Re: [xsl] Newbie question on XSL transformations: multiple sorts on element attributes

Subject: Re: [xsl] Newbie question on XSL transformations: multiple sorts on element attributes
From: Rob Newman <rlnewman@xxxxxxxx>
Date: Tue, 6 Feb 2007 14:24:22 -0800
Hi Abel,

I am chewing this over now - thanks for the help. Just to clarify a few points:


<xsl:template match="sources"> <xsl:element name="dataloggerlist"> <xsl:for-each select="source"> <xsl:apply-templates select="/pfarr/pfarr/pfarr" /> </xsl:for-each> </xsl:element> </xsl:template>

"sources" never matches anything. This template does nothing (or your input contains more).

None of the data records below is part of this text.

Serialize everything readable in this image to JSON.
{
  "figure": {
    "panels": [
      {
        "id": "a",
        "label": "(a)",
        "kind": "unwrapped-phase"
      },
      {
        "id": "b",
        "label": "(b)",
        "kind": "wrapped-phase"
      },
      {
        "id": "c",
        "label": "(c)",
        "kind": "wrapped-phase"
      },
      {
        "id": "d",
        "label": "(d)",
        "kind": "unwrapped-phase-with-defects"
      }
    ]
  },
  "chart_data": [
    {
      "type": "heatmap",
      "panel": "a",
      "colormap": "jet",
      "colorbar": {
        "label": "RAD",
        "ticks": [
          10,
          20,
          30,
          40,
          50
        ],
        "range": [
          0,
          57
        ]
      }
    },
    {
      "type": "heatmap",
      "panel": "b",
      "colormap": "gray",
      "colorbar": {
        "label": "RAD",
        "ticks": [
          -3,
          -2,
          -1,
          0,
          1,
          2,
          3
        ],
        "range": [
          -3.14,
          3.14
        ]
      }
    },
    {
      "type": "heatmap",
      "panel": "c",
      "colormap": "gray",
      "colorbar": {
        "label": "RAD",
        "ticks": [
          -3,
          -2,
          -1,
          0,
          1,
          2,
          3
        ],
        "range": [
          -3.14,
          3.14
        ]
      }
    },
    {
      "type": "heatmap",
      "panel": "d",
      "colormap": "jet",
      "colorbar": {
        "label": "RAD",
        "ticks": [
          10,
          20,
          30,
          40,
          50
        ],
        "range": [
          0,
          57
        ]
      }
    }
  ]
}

I left some information out. I am actually importing data from 4 different XML files so I created a summary file (summary.xml) that consists of a parent element called 'sources' and child elements named 'source' that locally reference the URLs of all the XML files I need.


summary.xml:
<sources>
    <source href="file1.xml" />
    <source href="file2.xml" />
    <source href="file3.xml" />
    <source href="file4.xml" />
</sources>


The triple path is not needed, because you already select this same path. What you are saying to the XSLT processor here is: any "pfarr" (most right in the match) that has a parent "pfarr" (middle) that has a parent "pfarr". Since you already do a select="pfarr/pfarr/pfarr", which only selects the 'pfarr' children of the 'pfarr' children of 'pfarr', there is no need to let the processor do this extra parent check.

That is a great tip - I have implemented this and it works.


<xsl:sort select="param/@id{dlt}" data-type="number" order="descending" />
<xsl:sort select="@name" order="ascending" />

I see now that you want to:


1. put all elements with id = 'dlt' first
2. order these first elements by number value
3. next, order all other elements, not containing 'dlt' by there id

Almost! I have a whole series of pfarr elements. Each one has a pfstring element that has an id='dlt' and and value. Example:


<pfstring id='dlt'>20</pfstring>

So what I want is to check the value of the element pfstring who's id is 'dlt', and sort based on this.

Example:

<pfarr name="A">
	<pfstring id="dlt">20</pfstring>
</pfarr>

<pfarr name="B">
	<pfstring id="dlt">80</pfstring>
</pfarr>

<pfarr name="C">
	<pfstring id="dlt">50</pfstring>
</pfarr>

<pfarr name="D">
	<pfstring id="dlt">50</pfstring>
</pfarr>


I want this to be output thus:


<datalogger name="B">
	<param id="dlt">80</param>
</datalogger>

<datalogger name="C">
	<param id="dlt">50</param>
</datalogger>

<datalogger name="D">
	<param id="dlt">50</param>
</datalogger>

<datalogger name="A">
	<param id="dlt">20</param>
</datalogger>

To be verbose: I want to sort them so that the first datalogger element in the XML output is the one with the highest dlt. This is then followed by those with high dlt values. Once we get beyond the dlt values, the datalogger elements are ordered by their name. All dataloggers have a param element with an id of 'dlt' and an associated value.

This looks like this, in XSLT (but is not trivial)

<xsl:sort select="@name = 'dlt'" order="descending"/>
<xsl:sort select="self::node()[@name = 'dlt']" data- type="number" order="ascending"/>
<xsl:sort select="@name" />


Finally, this is the complete stylesheet that does what you want:

<xsl:stylesheet version="1.0" xmlns:xsl="http://www.w3.org/1999/XSL/ Transform">
<xsl:output indent="yes" />
<xsl:template match="/">
<xsl:apply-templates select="pfarr/pfarr/pfarr" />


</xsl:template>
<xsl:template match="pfarr">
<datalogger name="{@name}">
<xsl:apply-templates select="pfstring">
<xsl:sort select="@name = 'dlt'" order="descending"/>
<xsl:sort select="self::node()[@name = 'dlt']" data- type="number" order="ascending"/>
<xsl:sort select="@name" />
</xsl:apply-templates>
</datalogger>
</xsl:template>


  <xsl:template match="pfstring">
      <param id="{@name}" >
          <xsl:value-of select="." />
      </param>
  </xsl:template>
</xsl:stylesheet>

I am rapidly working through this (with Jeni Tennison's book next to me!) and trying to decipher it to my newbie-mentality. Again, I really appreciate all the help.